O barulho de chaves caindo e tudo ficou preto. Alguém havia colocado um capuz em Flores e ela sentia que tentavam algemá-la. A soldado não sentiu ninguém se aproximando, o que provava que não eram bandidos comuns. Eram terroristas. Mesmo sem enxergar, ela quebrou os braços de dois homens e estava preparada para a luta, mas ao retomar a visão, viu que sete homens apontavam armas para sua cabeça.

Como ordenado, ela se ajoelhou, mas seu semblante não mudou. Não implorou por sua vida, embora soubesse que eram seus últimos momentos. O líder do grupo se aproximou. Era um homem de pouco menos de vinte anos. Tinha a pele azul, mas não era viscosa como a dos eebs. E tinha um nariz e cabelos. Era um mestiço, embora Flores jamais ouvira falar que fosse possível cruzar humanos e alienígenas. “Rav”, disse um dos homens, entregando uma pistola para o mestiço. Provavelmente era o nome dele. Rav apontou a arma para Flores e ia atirar, mas um choro o interrompeu. Era Nek, no banco de trás. Havia acordado com o tumulto. Ao ver o pequeno eeb, o líder terrorista puxou Julia pelo cabelo e a jogou no porta-malas. Ela desmaiou com impacto.

Quando acordou, ainda estava na mala. O carro parou em algum ponto e ela ouviu os homens se preparando para deixá-la sair. A luz foi entrando no porta-malas aos poucos e Julia viu Nek no colo de Rav. O mestiço a ajudou a sair e a conduziu. Estavam em uma pequena cidade, com casas minúsculas umas coladas às outras. Parecia um filme de velho oeste.

Flores era boa em calcular pessoas. Isso era fundamental em seu trabalho, para não deixar que ninguém escapasse. E, pelas contas dela, cerca de três mil pessoas deviam morar naquela cidade, escondida no meio de uma floresta. Eram humanos, eebs e mestiços vivendo em harmonia, trabalhando e montando famílias. O lugar ideal para que ela criasse Nek, longe de todo o medo e de toda a opressão do presidente Tomás Souza.

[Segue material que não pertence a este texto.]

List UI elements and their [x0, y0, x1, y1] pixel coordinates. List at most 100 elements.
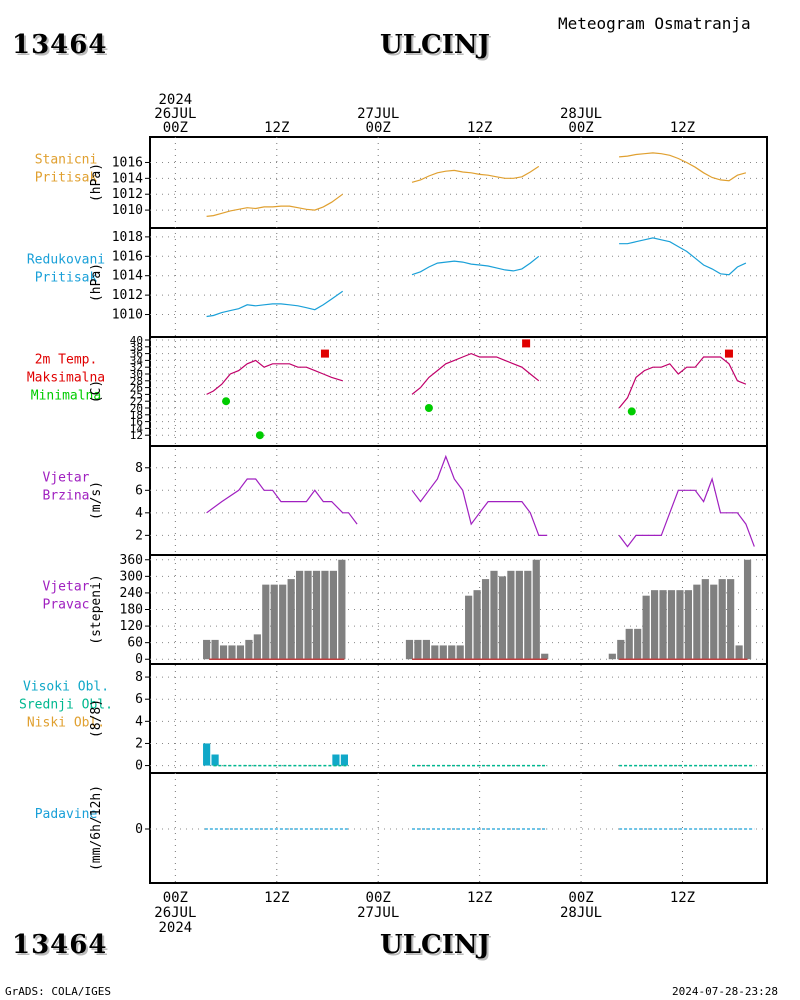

O soldado Udo Xavier estava há horas na estrada. Desde que descobrira o desaparecimento de sua parceira ele percorrera diversas cidades em busca de alguma pista. Não havia descoberto nada, até que recebeu uma ligação de outro soldado. “Xavier, conseguimos”, dizia o soldado Bento. “Conseguimos ativar remotamente o rastreador do carro da soldado Flores. Estou te enviando a localização e mandando alguns soldados do esquadrão para te ajudar. Vamos resgatar Flores se ela ainda estiver viva e eliminar todos os terroristas que encontrarmos.”